Em resposta às perguntas dos jornalistas, António Costa afirma que compete ao Presidente da República, Marcelo Rebelo de Sousa, decidir os próximos passos, sublinhando que "a última coisa" que fará será "condicionar a decisão do Presidente".
"O Presidente da República não questionou as minhas razões, compreendeu e disse que iria tomar as providências necessárias à demissão do primeiro-ministro", diz.
Sobre a justiça em Portugal, Costa sublinha que teve oportunidade de a "servir" em várias funções e diz orgulhar-se "muito" de que os instrumentos essenciais para o combate ao crime tenham contado com o seu contributo.
"Orgulho-me muito de ser o líder do partido que contribuiu para desenhar o nosso sistema de justiça", assinala também, sublinhando que a Polícia Judiciária disse recentemente que "nunca teve tantos meios".
"Ninguém está acima da lei e ninguém se pode intrometer na aplicação da lei, seja um autarca, seja um ministro, seja um primeiro-ministro.
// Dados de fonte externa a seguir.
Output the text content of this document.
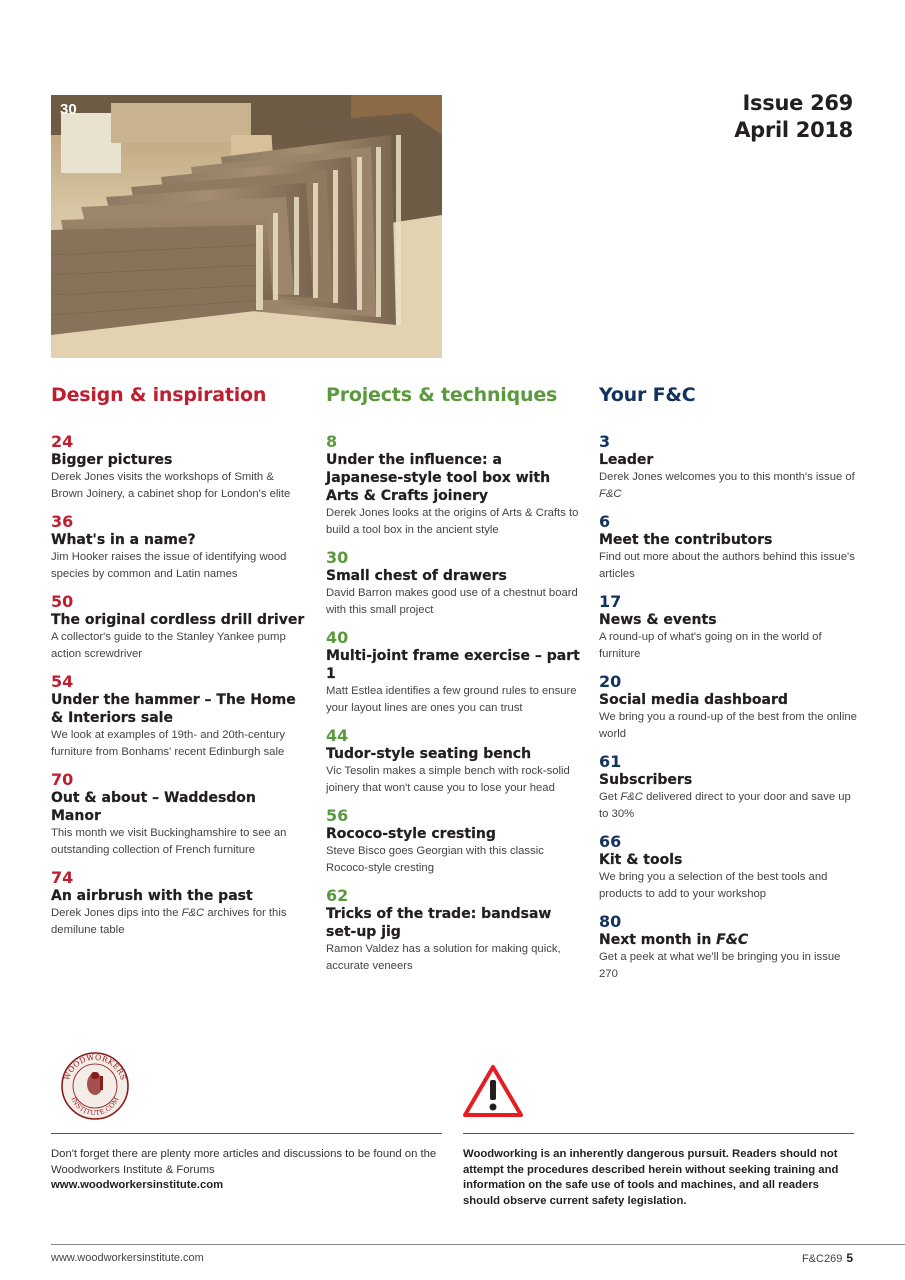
30	Issue 269
April 2018
Design & inspiration
24
Bigger pictures
Derek Jones visits the workshops of Smith & Brown Joinery, a cabinet shop for London's elite
36
What's in a name?
Jim Hooker raises the issue of identifying wood species by common and Latin names
50
The original cordless drill driver
A collector's guide to the Stanley Yankee pump action screwdriver
54
Under the hammer – The Home & Interiors sale
We look at examples of 19th- and 20th-century furniture from Bonhams' recent Edinburgh sale
70
Out & about – Waddesdon Manor
This month we visit Buckinghamshire to see an outstanding collection of French furniture
74
An airbrush with the past
Derek Jones dips into the F&C archives for this demilune table
Projects & techniques
8
Under the influence: a Japanese-style tool box with Arts & Crafts joinery
Derek Jones looks at the origins of Arts & Crafts to build a tool box in the ancient style
30
Small chest of drawers
David Barron makes good use of a chestnut board with this small project
40
Multi-joint frame exercise – part 1
Matt Estlea identifies a few ground rules to ensure your layout lines are ones you can trust
44
Tudor-style seating bench
Vic Tesolin makes a simple bench with rock-solid joinery that won't cause you to lose your head
56
Rococo-style cresting
Steve Bisco goes Georgian with this classic Rococo-style cresting
62
Tricks of the trade: bandsaw set-up jig
Ramon Valdez has a solution for making quick, accurate veneers
Your F&C
3
Leader
Derek Jones welcomes you to this month's issue of F&C
6
Meet the contributors
Find out more about the authors behind this issue's articles
17
News & events
A round-up of what's going on in the world of furniture
20
Social media dashboard
We bring you a round-up of the best from the online world
61
Subscribers
Get F&C delivered direct to your door and save up to 30%
66
Kit & tools
We bring you a selection of the best tools and products to add to your workshop
80
Next month in F&C
Get a peek at what we'll be bringing you in issue 270
WOODWORKERS
INSTITUTE.COM
Don't forget there are plenty more articles and discussions to be found on the Woodworkers Institute & Forums
www.woodworkersinstitute.com
Woodworking is an inherently dangerous pursuit. Readers should not attempt the procedures described herein without seeking training and information on the safe use of tools and machines, and all readers should observe current safety legislation.
www.woodworkersinstitute.com	F&C269 5
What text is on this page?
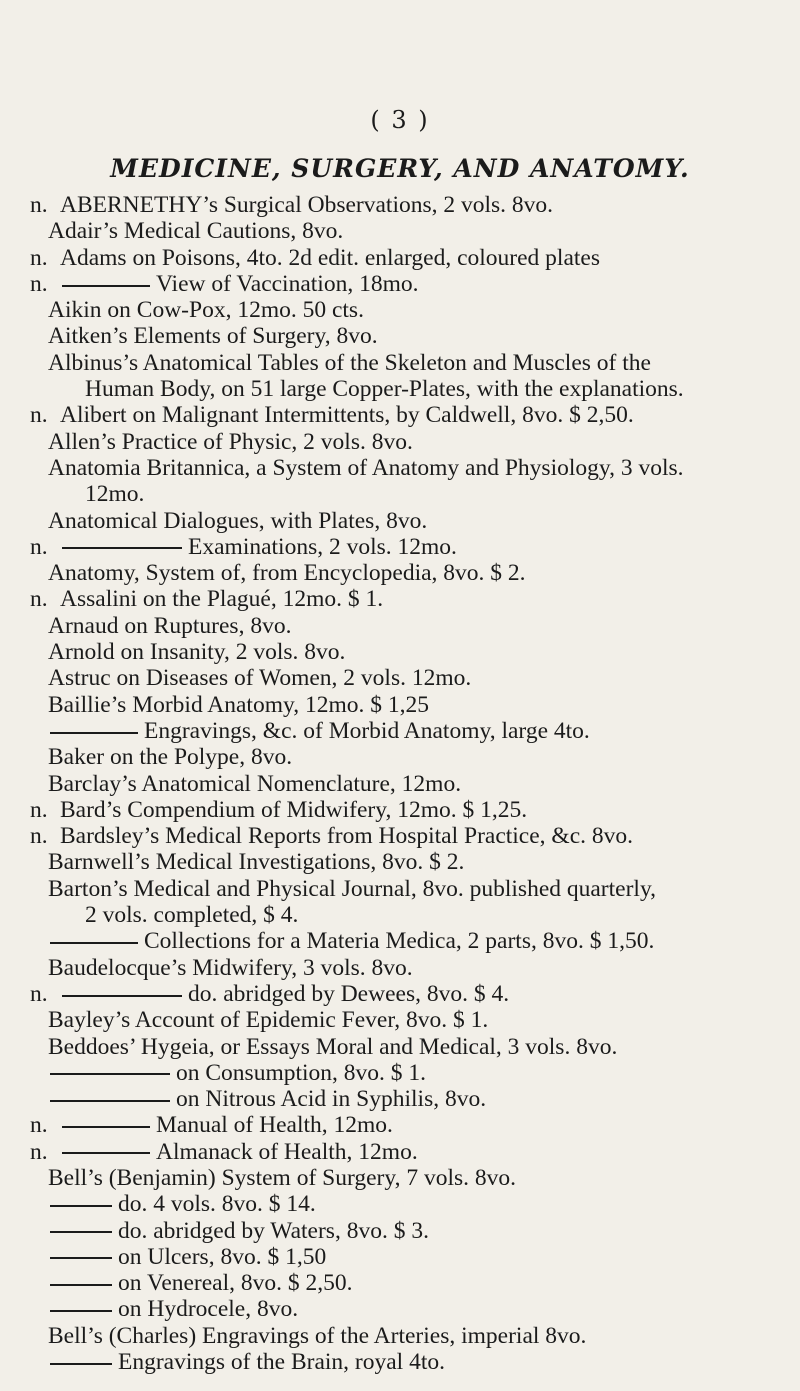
( 3 )
MEDICINE, SURGERY, AND ANATOMY.
n. ABERNETHY’s Surgical Observations, 2 vols. 8vo.
Adair’s Medical Cautions, 8vo.
n. Adams on Poisons, 4to. 2d edit. enlarged, coloured plates
n.	View of Vaccination, 18mo.
Aikin on Cow-Pox, 12mo. 50 cts.
Aitken’s Elements of Surgery, 8vo.
Albinus’s Anatomical Tables of the Skeleton and Muscles of the
Human Body, on 51 large Copper-Plates, with the explanations.
n. Alibert on Malignant Intermittents, by Caldwell, 8vo. $ 2,50.
Allen’s Practice of Physic, 2 vols. 8vo.
Anatomia Britannica, a System of Anatomy and Physiology, 3 vols.
12mo.
Anatomical Dialogues, with Plates, 8vo.
n.	Examinations, 2 vols. 12mo.
Anatomy, System of, from Encyclopedia, 8vo. $ 2.
n. Assalini on the Plagué, 12mo. $ 1.
Arnaud on Ruptures, 8vo.
Arnold on Insanity, 2 vols. 8vo.
Astruc on Diseases of Women, 2 vols. 12mo.
Baillie’s Morbid Anatomy, 12mo. $ 1,25
Engravings, &c. of Morbid Anatomy, large 4to.
Baker on the Polype, 8vo.
Barclay’s Anatomical Nomenclature, 12mo.
n. Bard’s Compendium of Midwifery, 12mo. $ 1,25.
n. Bardsley’s Medical Reports from Hospital Practice, &c. 8vo.
Barnwell’s Medical Investigations, 8vo. $ 2.
Barton’s Medical and Physical Journal, 8vo. published quarterly,
2 vols. completed, $ 4.
Collections for a Materia Medica, 2 parts, 8vo. $ 1,50.
Baudelocque’s Midwifery, 3 vols. 8vo.
n.	do. abridged by Dewees, 8vo. $ 4.
Bayley’s Account of Epidemic Fever, 8vo. $ 1.
Beddoes’ Hygeia, or Essays Moral and Medical, 3 vols. 8vo.
on Consumption, 8vo. $ 1.
on Nitrous Acid in Syphilis, 8vo.
n.	Manual of Health, 12mo.
n.	Almanack of Health, 12mo.
Bell’s (Benjamin) System of Surgery, 7 vols. 8vo.
do. 4 vols. 8vo. $ 14.
do. abridged by Waters, 8vo. $ 3.
on Ulcers, 8vo. $ 1,50
on Venereal, 8vo. $ 2,50.
on Hydrocele, 8vo.
Bell’s (Charles) Engravings of the Arteries, imperial 8vo.
Engravings of the Brain, royal 4to.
Se há uma suspeição, as autoridades judiciais são livres para investigarem", garante, acrescentando sobre si que, como qualquer outro titular de cargo político, não está acima da lei.
Confiança e sacrifícios: os agradecimentos
"Neste momento, permitam-me agradecer em primeiro lugar aos portugueses pela confiança que em mim depositaram ao longo destes anos e pela oportunidade que me deram para liderar o país".
Costa agradece também aos titulares de órgãos de soberania, ao Presidente da República, à Assembleia da República, às regiões autónomas, às autarquias, aos parceiros sociais e a "todos e todas aqueles que serviram nos três governos" que liderou.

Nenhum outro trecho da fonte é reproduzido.